Seine Mutter hatte ihn gerade mit sämtlichen seiner Missetaten mit einem Geburtstagsgedicht blamiert, nachdem sie ohnehin mit einem Ballon in Form eines Feuerwehrautos und einer Wagenladung Kuchen um die Ecke gebogen war. Sie wollte ihm so wie immer seinen Verlustschmerz nehmen, dachte er und grinste, weil sie sich inmitten ihrer Freunde offenbar köstlich amüsierte.
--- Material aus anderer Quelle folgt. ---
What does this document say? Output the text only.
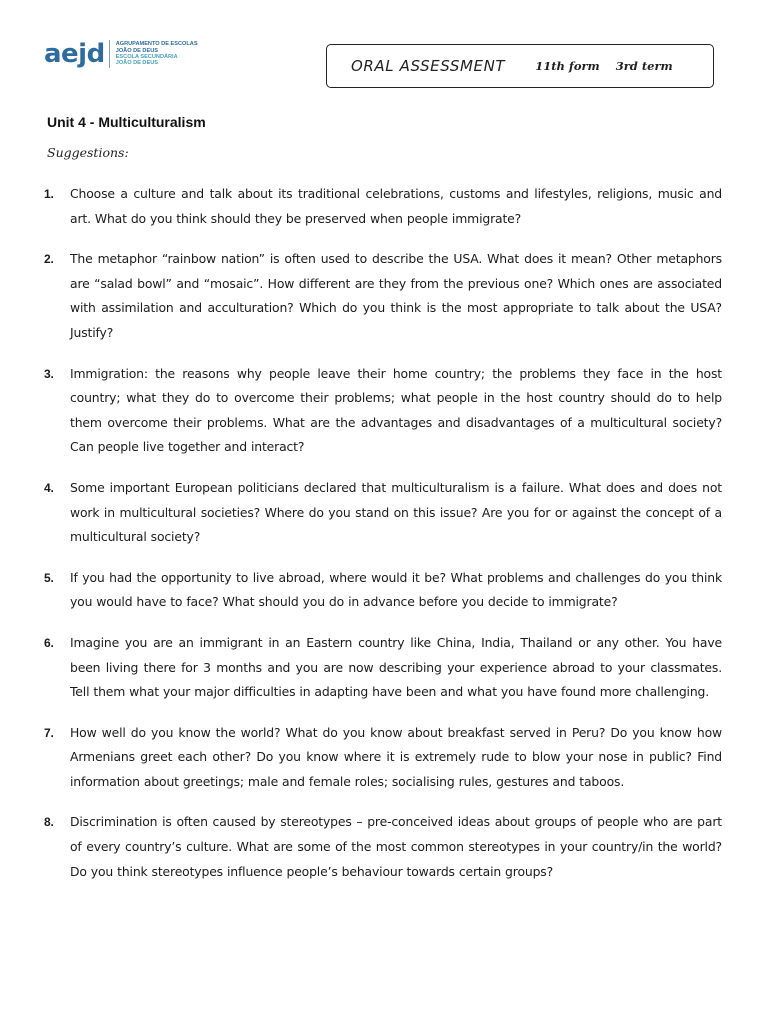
aejd AGRUPAMENTO DE ESCOLAS
JOÃO DE DEUS
ESCOLA SECUNDÁRIA
JOÃO DE DEUS	ORAL ASSESSMENT	11th form 3rd term
Unit 4 - Multiculturalism
Suggestions:
1. Choose a culture and talk about its traditional celebrations, customs and lifestyles, religions, music and art. What do you think should they be preserved when people immigrate?
2. The metaphor “rainbow nation” is often used to describe the USA. What does it mean? Other metaphors are “salad bowl” and “mosaic”. How different are they from the previous one? Which ones are associated with assimilation and acculturation? Which do you think is the most appropriate to talk about the USA? Justify?
3. Immigration: the reasons why people leave their home country; the problems they face in the host country; what they do to overcome their problems; what people in the host country should do to help them overcome their problems. What are the advantages and disadvantages of a multicultural society? Can people live together and interact?
4. Some important European politicians declared that multiculturalism is a failure. What does and does not work in multicultural societies? Where do you stand on this issue? Are you for or against the concept of a multicultural society?
5. If you had the opportunity to live abroad, where would it be? What problems and challenges do you think you would have to face? What should you do in advance before you decide to immigrate?
6. Imagine you are an immigrant in an Eastern country like China, India, Thailand or any other. You have been living there for 3 months and you are now describing your experience abroad to your classmates. Tell them what your major difficulties in adapting have been and what you have found more challenging.
7. How well do you know the world? What do you know about breakfast served in Peru? Do you know how Armenians greet each other? Do you know where it is extremely rude to blow your nose in public? Find information about greetings; male and female roles; socialising rules, gestures and taboos.
8. Discrimination is often caused by stereotypes – pre-conceived ideas about groups of people who are part of every country’s culture. What are some of the most common stereotypes in your country/in the world? Do you think stereotypes influence people’s behaviour towards certain groups?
Trotzdem vermisste er seinen Papa gerade an solchen Tagen weiter. Das würde wohl auch nie vergehen. Im Moment hätte er seinen väterlichen Rat gebraucht, wenn es um Anna ging. Er liebte seine Mutter, doch sie hatte einfach die weibliche Perspektive drauf, die er schon schätzte, in die er sich aber manchmal nicht einfühlen konnte. Da wünschte er sich dann, er könnte sich mit seinem Dad austauschen. Vor allem, wegen dem, was er geplant hatte für die Zukunft.

Erneut versank er in seinem momentanen Lieblingstagtraum, ehe er herausgerissen wurde, weil sein Telefon vibrierte. Irritiert sah er aufs Display und stellte fest, dass Anna ihm eine Audio-Datei geschickt hatte.

„Nur öffnen, wenn du allein bist. Happy Birthday, Ace. Ich liebe dich", stand da und er runzelte die Stirn.

Er wusste jetzt nicht, was an einem Geburtstagsständchen so geheimnisvoll sein sollte, dachte er und startete die Aufnahme. Augenblicklich flogen Annas Augen zu ihm, während sie diese aufriss und ihre etwas kratzige Stimme leise erklang:

„Hatte so lange gewartet,
ich wusste nicht mehr worauf.
Karmakonto überzogen
und alle Joker verbraucht.
Achtung, beschädigte Ware,
ich hatte jeden gewarnt.
War wie ein Geist unter Geistern,
perfekt getarnt.
All die Geschichten in den Liedern,
in 99 Prozent,
den mit den großen Gefühlen,
unendlich fremd.
Aber dann hast du mich abgeholt
aus dieser Monotonie.
Das Feuer wieder angemacht,
es war schön wie noch nie.
Und dann hast du mich abgeholt,
alles in Silber getaucht
und mir gesagt,
ich bin nicht schlimmer kaputt
als alle anderen auch..."

Ihre Stimme wurde nur von einer leisen Gitarre untermalt und ihm wurde die Brust ganz eng vor Rührung, während er dem Song lauschte. Er hob den Kopf und schaute sie nur an. Er spürte, dass sie jedes Wort davon ernst meinte. Genauso wie der Rest der Anwesenden offenbar, denn auch sie waren völlig still und wirkten hingerissen.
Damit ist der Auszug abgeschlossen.